2 Knowledge and Evaluation Research Unit (KER-ENDO), Mayo Clinic , Rochester, Minnesota.
Thyroid. 2017 Oct;27(10):1332-1334. doi: 10.1089/thy.2016.0536. Epub 2017 Sep 5.
We describe a family with multiple endocrine neoplasia type 2A (MEN2A) caused by the D631Y RET mutation resulting in an atypical phenotype. The index case was a 24-year-old man with history of recurrent anaplastic ependymoma incidentally found to have the D631Y RET mutation. At first assessment, four family members had evidence of large pheochromocytomas. One patient was found to have micromedullary thyroid cancer at 79 years of age. None of the patients had primary hyperparathyroidism. Patients with MEN2A caused by a D631Y RET mutation most commonly present with pheochromocytomas. Medullary thyroid cancer is a less common part of the syndrome when compared with other RET mutations.
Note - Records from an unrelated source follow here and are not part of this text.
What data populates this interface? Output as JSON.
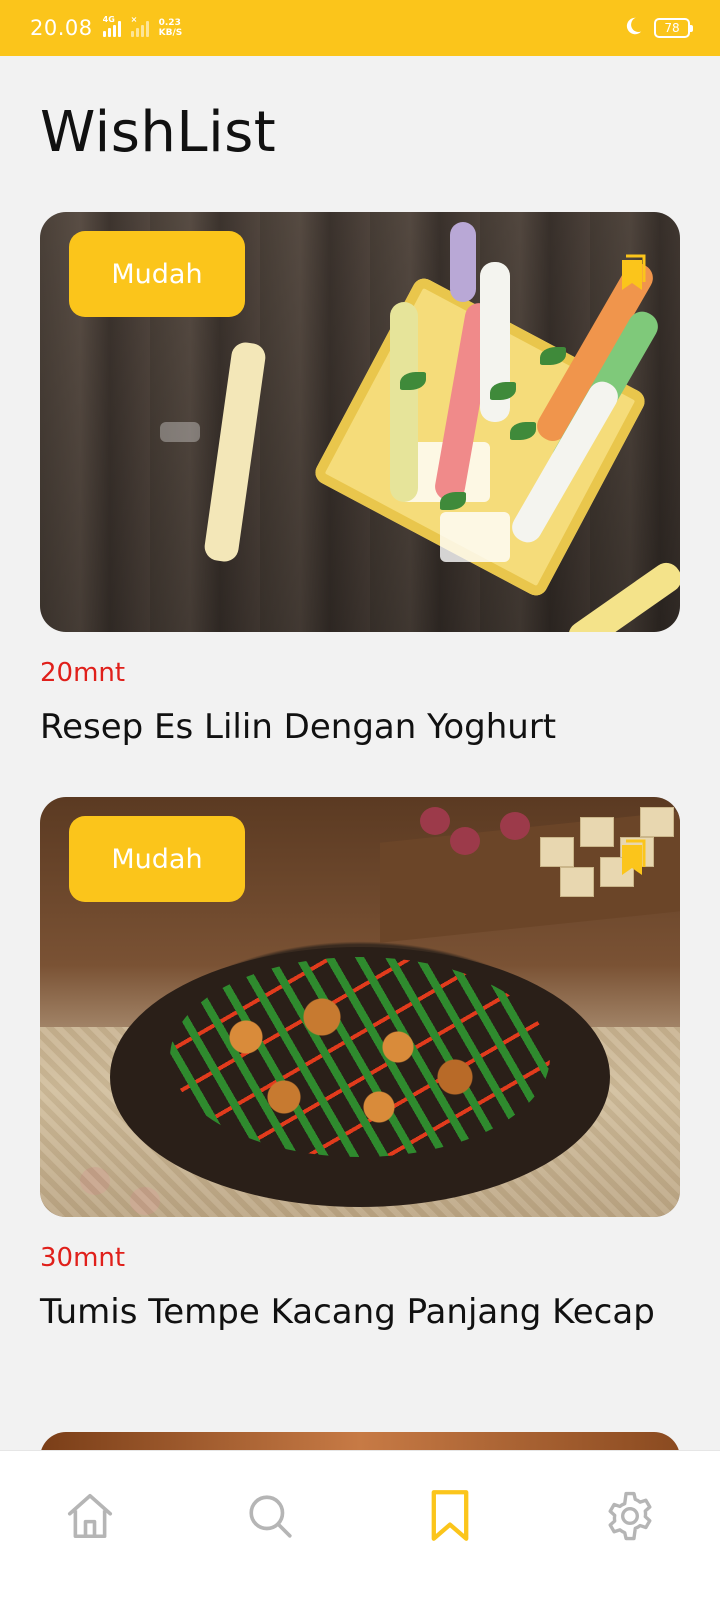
{
  "status_bar": {
    "time": "20.08",
    "network_1": "4G",
    "network_2": "×",
    "speed_value": "0.23",
    "speed_unit": "KB/S",
    "battery": "78",
    "bg_color": "#fbc51b"
  },
  "page": {
    "title": "WishList"
  },
  "recipes": [
    {
      "difficulty": "Mudah",
      "time": "20mnt",
      "title": "Resep Es Lilin Dengan Yoghurt",
      "image": "popsicle-photo",
      "bookmarked": true
    },
    {
      "difficulty": "Mudah",
      "time": "30mnt",
      "title": "Tumis Tempe Kacang Panjang Kecap",
      "image": "stir-fry-photo",
      "bookmarked": true
    }
  ],
  "bottom_nav": {
    "items": [
      {
        "name": "home",
        "icon": "home-icon",
        "active": false
      },
      {
        "name": "search",
        "icon": "search-icon",
        "active": false
      },
      {
        "name": "wishlist",
        "icon": "bookmark-icon",
        "active": true
      },
      {
        "name": "settings",
        "icon": "gear-icon",
        "active": false
      }
    ],
    "active_color": "#fbc51b",
    "inactive_color": "#b5b5b5"
  },
  "colors": {
    "accent": "#fbc51b",
    "time_red": "#e0201b",
    "background": "#f2f2f2"
  }
}
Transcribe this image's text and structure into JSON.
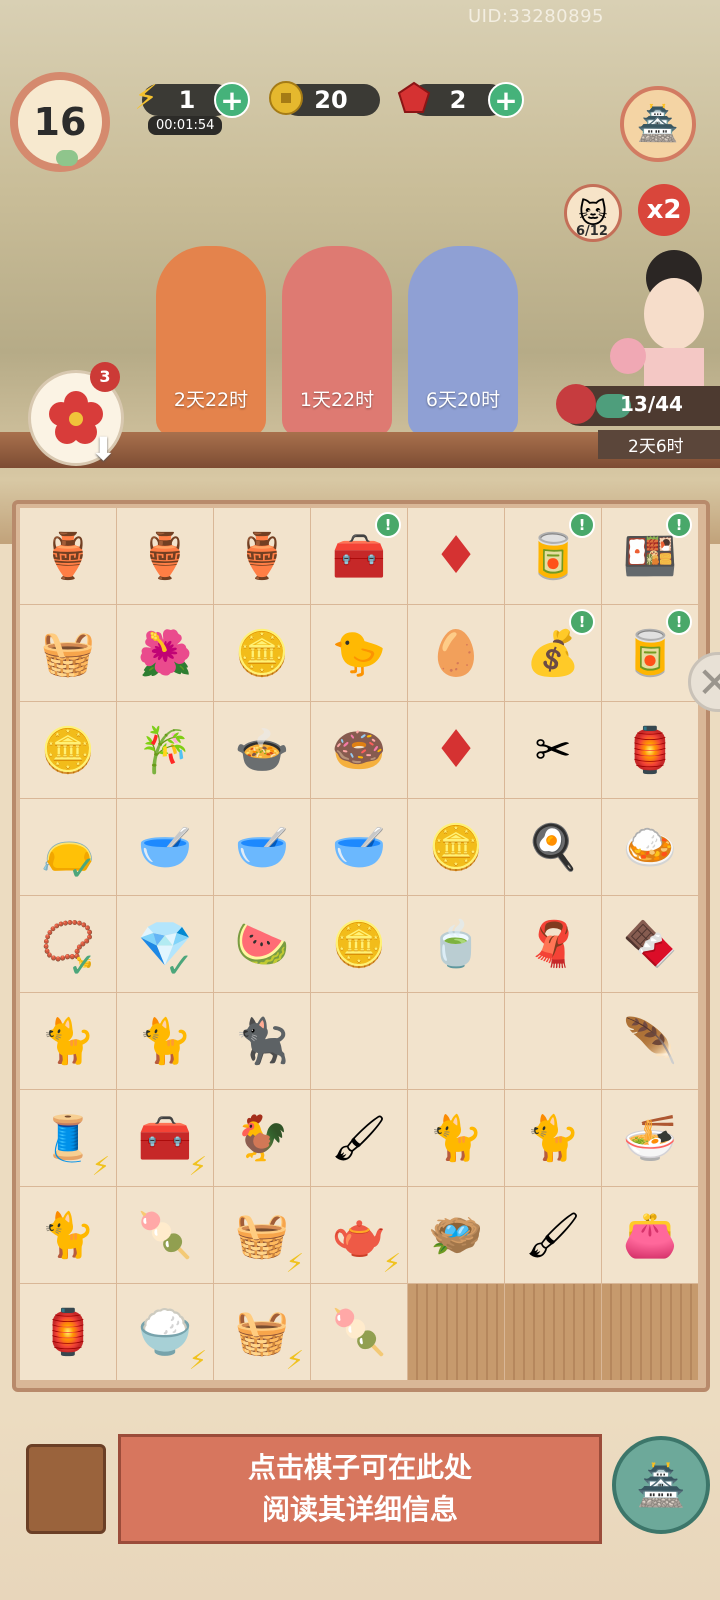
{
  "uid": "UID:33280895",
  "level": "16",
  "resources": {
    "energy": "1",
    "energy_timer": "00:01:54",
    "coins": "20",
    "gems": "2"
  },
  "cat_counter": "6/12",
  "multiplier": "x2",
  "events": [
    {
      "label": "2天22时",
      "color": "#e4834c"
    },
    {
      "label": "1天22时",
      "color": "#de7a72"
    },
    {
      "label": "6天20时",
      "color": "#8fa0d4"
    }
  ],
  "flower_badge": "3",
  "progress": {
    "text": "13/44",
    "fraction": 0.295,
    "timer": "2天6时"
  },
  "info_text": {
    "line1": "点击棋子可在此处",
    "line2": "阅读其详细信息"
  },
  "board": {
    "rows": [
      [
        "gourd-bolt",
        "gourd-bolt-gold",
        "gourd-bolt-purple",
        "chest-blue",
        "ruby-pair",
        "red-tin",
        "offering-tray"
      ],
      [
        "basket",
        "red-flowers",
        "coin-stack",
        "chick-nest",
        "egg-nest",
        "coin-pouch",
        "green-tin"
      ],
      [
        "coins",
        "bamboo",
        "soup-bowl",
        "donut-plate",
        "ruby",
        "scissors",
        "lantern"
      ],
      [
        "purple-bag",
        "porridge",
        "green-soup",
        "dessert-bowl",
        "coin",
        "fried-egg",
        "fried-rice"
      ],
      [
        "bracelet",
        "earrings",
        "watermelon",
        "coin-pile",
        "tea-bowl",
        "purple-cloth",
        "cake-box"
      ],
      [
        "tuxedo-cat",
        "tabby-cat",
        "black-cat",
        "empty",
        "empty",
        "empty",
        "feather"
      ],
      [
        "thread-spool",
        "treasure-chest",
        "rooster-nest",
        "brush-ruler",
        "sleeping-cat",
        "calico-cat",
        "bowl-dish"
      ],
      [
        "orange-cat",
        "bunny-cake-bowl",
        "fruit-basket",
        "teapot",
        "cage",
        "brush",
        "purple-pouch"
      ],
      [
        "lantern-stand",
        "flour-bowl",
        "weave-basket",
        "bunny-bowl",
        "locked-slats",
        "locked-slats",
        "locked-slats"
      ]
    ]
  }
}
我们描述了一个由 D631Y RET 突变引起的多发性内分泌肿瘤 2A(MEN2A)家族,该突变导致了非典型表型。该家族的先证者为一名 24 岁的男性,患有复发性间变性室管膜瘤,偶然发现 D631Y RET 突变。在首次评估时,有 4 名家族成员有大型嗜铬细胞瘤的证据。一名 79 岁的患者被发现患有微髓样甲状腺癌。这些患者均无原发性甲状旁腺功能亢进症。由 D631Y RET 突变引起的 MEN2A 患者最常见的表现为嗜铬细胞瘤。与其他 RET 突变相比,髓样甲状腺癌是该综合征中较为少见的一部分。